Dehydration can be dangerous for all individuals, but seniors are especially susceptible. Seniors can be prone to dehydration for a variety of reasons, and the following are among the main causes.

1. Signs of thirst diminish with age. The need for hydration is still there, but the sense of thirst isn’t as strong as it used to be.

2. Medications may affect how much water intake is needed. Medications can have a variety of effects, including the need for more water intake or causing you to sweat more.

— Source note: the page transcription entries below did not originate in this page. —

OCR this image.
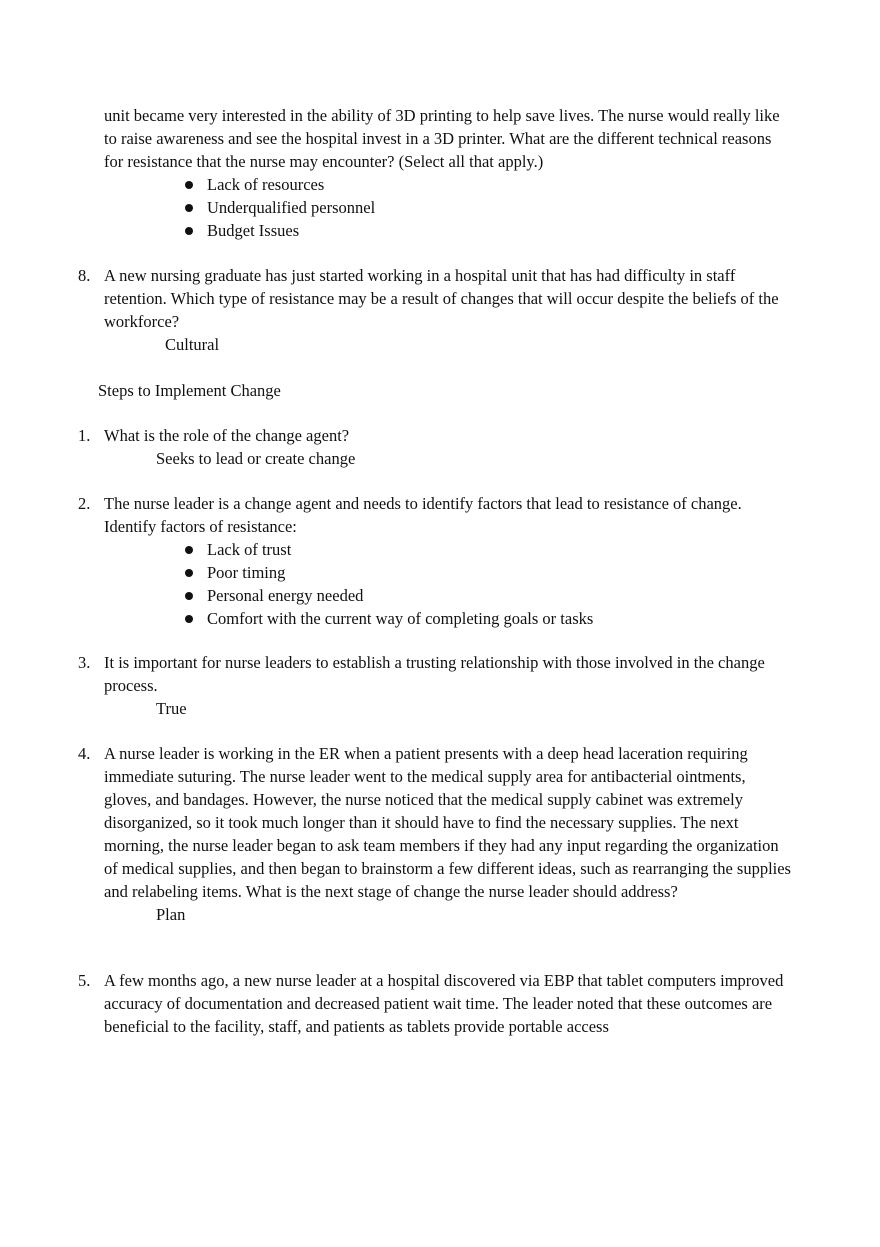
unit became very interested in the ability of 3D printing to help save lives. The nurse would really like to raise awareness and see the hospital invest in a 3D printer. What are the different technical reasons for resistance that the nurse may encounter? (Select all that apply.)
Lack of resources
Underqualified personnel
Budget Issues
8. A new nursing graduate has just started working in a hospital unit that has had difficulty in staff retention. Which type of resistance may be a result of changes that will occur despite the beliefs of the workforce?
Cultural
Steps to Implement Change
1. What is the role of the change agent?
Seeks to lead or create change
2. The nurse leader is a change agent and needs to identify factors that lead to resistance of change. Identify factors of resistance:
Lack of trust
Poor timing
Personal energy needed
Comfort with the current way of completing goals or tasks
3. It is important for nurse leaders to establish a trusting relationship with those involved in the change process.
True
4. A nurse leader is working in the ER when a patient presents with a deep head laceration requiring immediate suturing. The nurse leader went to the medical supply area for antibacterial ointments, gloves, and bandages. However, the nurse noticed that the medical supply cabinet was extremely disorganized, so it took much longer than it should have to find the necessary supplies. The next morning, the nurse leader began to ask team members if they had any input regarding the organization of medical supplies, and then began to brainstorm a few different ideas, such as rearranging the supplies and relabeling items. What is the next stage of change the nurse leader should address?
Plan
5. A few months ago, a new nurse leader at a hospital discovered via EBP that tablet computers improved accuracy of documentation and decreased patient wait time. The leader noted that these outcomes are beneficial to the facility, staff, and patients as tablets provide portable access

3. Seniors may not have the physical or mental ability to drink enough water, know when they are thirsty, or communicate that they are.

Signs of Dehydration

While seniors can be prone to dehydration more than young or middle-aged adults, the signs of dehydration are similar for people of all ages. They include:

● Headaches

● Dizziness

● Low blood pressure

● Sunken eyes

● Inability to sweat or produce tears

● Dry mouth

● Constipation

● Rapid heart rate

● Low blood pressure

● Low urine output

● Lethargy

● Confusion

Preventing Dehydration in Seniors

Because you might not sense that you’re thirsty, it’s important to make a conscious effort to drink water. Be proactive by drinking water first thing in the morning and throughout the day. Add reminders into your phone, or tell someone with you to remind you to drink it.

Other smart tricks include having the water easily accessible, keeping it at the temperature that tastes best to you, and carrying it with you when traveling. If gulping water makes you feel too full, sip it slowly throughout the day. If you simply don’t like the taste of water, consider adding some fresh fruits into it to give it a boost of flavor.

Staying hydrated is especially important for seniors who enjoy spending time outdoors in the summer. Your body must maintain a certain temperature to function at its best, so when you get hot, your body sweats in order to cool itself down. Sweat, of course, means loss of water, so you need to stay hydrated when you’re outdoors. Regulating your body temperature by drinking water could also help you prevent heat exhaustion.

While they can provide some hydration, caffeinated or alcoholic beverages can dehydrate you as well, so it may be wise to limit their consumption, especially in the sun.

It’s also important to remember your water while exercising. Drink a cup of water a few hours before your routine, and take small sips throughout your workout or walk. Drink water after you’re done too.

Because a variety of factors can make a difference for each person, ask your doctor how much water consumption is ideal for you.